Digital detox #1 / Internet, je t'aime mais je te quitte

Le mois dernier, j'ai décidé de me déconnecter. Adieu Facebook, Insta, Youtube et le reste ! J'ai testé un mois sans Internet et voici le premier volet du bilan de cette expérience.

Vers l'infini et au delàààà

Vers l'infini et au delàààà

Je suis née à la fin des années 80 et chez moi, il y avait un Minitel. Je fais partie de la dernière génération à avoir connu le monde sans Internet. Il y a un mois, j'ai décidé de me couper totalement de ce média pendant 30 jours. Une sorte de détox digitale pour me purifier les yeux, restés scotchés à l'écran de trop longues années. Ou un break, comme quand une histoire d'amour s'emballe et qu'on a besoin de prendre du recul. Ça m'a permis de faire le point sur ma relation (passionnelle) avec les ordinateurs en général, et le web en particulier. Permettez-moi donc de remettre le cœur de ce bilan à un prochain post et de vous livrez ici un petit historique personnel qui rappellera, je l'espère, de bons souvenirs à certains !

 

Le premier ordinateur que j'ai fréquenté se trouvait chez mon grand-père. Je pouvais alors passer plusieurs heures sur Paint, à créer des chefs-d’œuvre que les adultes avaient la bonté d'imprimer ensuite. Magique ! Un peu plus tard, je restais scotchée à notre propre poste familial devant des CD-ROMs de génie tels que Jeune Styliste, L'album secret de l'Oncle Ernest, Timon et Pumba s'éclatent dans la jungle... (un pouce si tu les a eu aussi :D ) Dans le bureau où la lourde tour et l'énorme écran avait pris place, le Minitel commençait, lui, à sérieusement prendre la poussière. Son arrêt de mort fût signé le jour où internet arriva chez nous. C'est l'opérateur Liberty Surf, disparu depuis, qui a fait le premier retentir l'affreux et interminable bruit de la connexion dans nos murs (« Tidutidutidu-tiiiinnnnn », qui s'en rappelle ?)

 

Un soir à la sortie du CM2, mes copines et moi nous donnons une rendez-vous virtuel à une heure précise pour nous envoyer des mails en direct. Nous inventons sans le savoir MSN Messenger, le chat de discussion instantanée qui allait occuper un bon tiers de mon adolescence, en alternance avec les Skyblogs, dignes préfigurations de Facebook. Au collège, je télécharge de la musique en Peer2Peer sur Kazaa. Pas plus d'un album par jour car l'ADSL n'est pas encore prêt d'arriver dans mon Ardèche natale et que notre forfait nous limite à quelques heures de surf par mois. Au lycée, les profs s'insurgent contre Wikipédia et nous interdisent même parfois de consulter Internet pour réaliser nos exposés. De mon côté, j'ai découvert Dailymotion où l'on trouve encore facilement l'intégralité de South Park, classée par saisons. C'était le bon temps.

 

Je n'ai rien perdu de mon talent, ça fait plaisir

Je n'ai rien perdu de mon talent, ça fait plaisir

Internet ne cesse de grossir et de se perfectionner. Chacun peut y retrouver ce qui le passionne. Devenue étudiante, j'ai mon propre PC portable et une liste de favoris longue comme le bras. Je la consulte méthodiquement chaque jour pour nourrir mon obsession de la mode chez le Sartorialist et Garance Doré, et pour rire avec Margaux Motin ou Pénélope Bagieu. C'est le grand boom des séries. Je voue un culte en streaming à How I Met Your Mother et je me demande ce que je vais devenir lorsque MegaUpload ferme ses portes, contraint et forcé.

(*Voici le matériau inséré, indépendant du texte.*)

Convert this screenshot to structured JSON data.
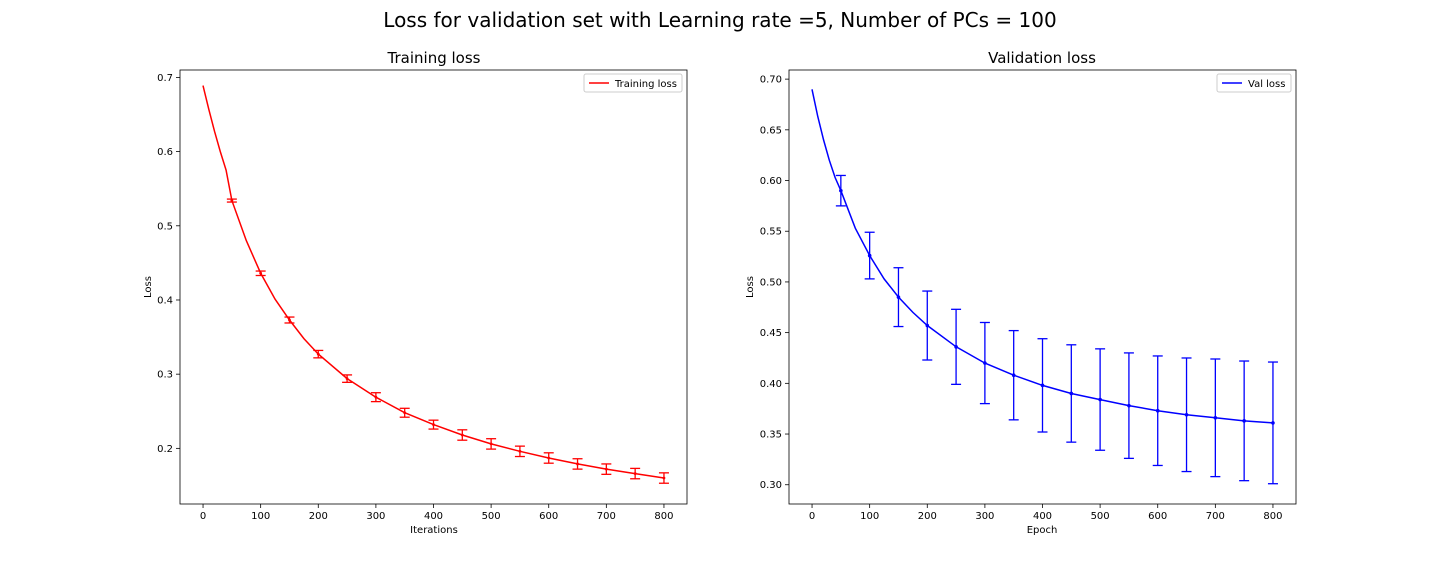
{
  "figure": {
    "suptitle": "Loss for validation set with Learning rate =5, Number of PCs = 100"
  },
  "chart_data": [
    {
      "type": "line",
      "title": "Training loss",
      "xlabel": "Iterations",
      "ylabel": "Loss",
      "xlim": [
        -40,
        840
      ],
      "ylim": [
        0.125,
        0.71
      ],
      "xticks": [
        0,
        100,
        200,
        300,
        400,
        500,
        600,
        700,
        800
      ],
      "yticks": [
        0.2,
        0.3,
        0.4,
        0.5,
        0.6,
        0.7
      ],
      "ytick_labels": [
        "0.2",
        "0.3",
        "0.4",
        "0.5",
        "0.6",
        "0.7"
      ],
      "grid": false,
      "legend": "top-right",
      "curve": {
        "x": [
          0,
          10,
          20,
          30,
          40,
          50,
          75,
          100,
          125,
          150,
          175,
          200,
          250,
          300,
          350,
          400,
          450,
          500,
          550,
          600,
          650,
          700,
          750,
          800
        ],
        "y": [
          0.689,
          0.657,
          0.627,
          0.6,
          0.575,
          0.534,
          0.48,
          0.436,
          0.401,
          0.373,
          0.348,
          0.327,
          0.294,
          0.269,
          0.248,
          0.232,
          0.218,
          0.206,
          0.196,
          0.187,
          0.179,
          0.172,
          0.166,
          0.16
        ]
      },
      "series": [
        {
          "name": "Training loss",
          "color": "#ff0000",
          "x": [
            50,
            100,
            150,
            200,
            250,
            300,
            350,
            400,
            450,
            500,
            550,
            600,
            650,
            700,
            750,
            800
          ],
          "y": [
            0.534,
            0.436,
            0.373,
            0.327,
            0.294,
            0.269,
            0.248,
            0.232,
            0.218,
            0.206,
            0.196,
            0.187,
            0.179,
            0.172,
            0.166,
            0.16
          ],
          "err": [
            0.002,
            0.003,
            0.004,
            0.005,
            0.005,
            0.006,
            0.006,
            0.006,
            0.007,
            0.007,
            0.007,
            0.007,
            0.007,
            0.007,
            0.007,
            0.007
          ]
        }
      ]
    },
    {
      "type": "line",
      "title": "Validation loss",
      "xlabel": "Epoch",
      "ylabel": "Loss",
      "xlim": [
        -40,
        840
      ],
      "ylim": [
        0.281,
        0.709
      ],
      "xticks": [
        0,
        100,
        200,
        300,
        400,
        500,
        600,
        700,
        800
      ],
      "yticks": [
        0.3,
        0.35,
        0.4,
        0.45,
        0.5,
        0.55,
        0.6,
        0.65,
        0.7
      ],
      "ytick_labels": [
        "0.30",
        "0.35",
        "0.40",
        "0.45",
        "0.50",
        "0.55",
        "0.60",
        "0.65",
        "0.70"
      ],
      "grid": false,
      "legend": "top-right",
      "curve": {
        "x": [
          0,
          10,
          20,
          30,
          40,
          50,
          75,
          100,
          125,
          150,
          175,
          200,
          250,
          300,
          350,
          400,
          450,
          500,
          550,
          600,
          650,
          700,
          750,
          800
        ],
        "y": [
          0.69,
          0.663,
          0.64,
          0.62,
          0.603,
          0.59,
          0.553,
          0.526,
          0.503,
          0.485,
          0.47,
          0.457,
          0.436,
          0.42,
          0.408,
          0.398,
          0.39,
          0.384,
          0.378,
          0.373,
          0.369,
          0.366,
          0.363,
          0.361
        ]
      },
      "series": [
        {
          "name": "Val loss",
          "color": "#0000ff",
          "x": [
            50,
            100,
            150,
            200,
            250,
            300,
            350,
            400,
            450,
            500,
            550,
            600,
            650,
            700,
            750,
            800
          ],
          "y": [
            0.59,
            0.526,
            0.485,
            0.457,
            0.436,
            0.42,
            0.408,
            0.398,
            0.39,
            0.384,
            0.378,
            0.373,
            0.369,
            0.366,
            0.363,
            0.361
          ],
          "err": [
            0.015,
            0.023,
            0.029,
            0.034,
            0.037,
            0.04,
            0.044,
            0.046,
            0.048,
            0.05,
            0.052,
            0.054,
            0.056,
            0.058,
            0.059,
            0.06
          ]
        }
      ]
    }
  ]
}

Plutôt méfiante et paresseuse quand il s'agit de nouvelles technologies, je mets plusieurs années avant de me lancer sur Facebook et je refuse de me séparer de ce vieux Nokia qui prend à peine des photos puisqu'il fonctionne encore très bien pour ce qui est de téléphoner. Mais près de dix ans plus tard, j'ai tout l'arsenal sur mon smartphone. Twitter, Instagram, Youtube, Pinterest et j'en passe, sont mes meilleurs copains. Mais Internet va plus vite que moi. C'est quoi Snapchat bordel ? Je n'ai ni le temps ni l'envie de me mettre à la page des social medias et nouvelles apps qui semblent fleurir chaque jour.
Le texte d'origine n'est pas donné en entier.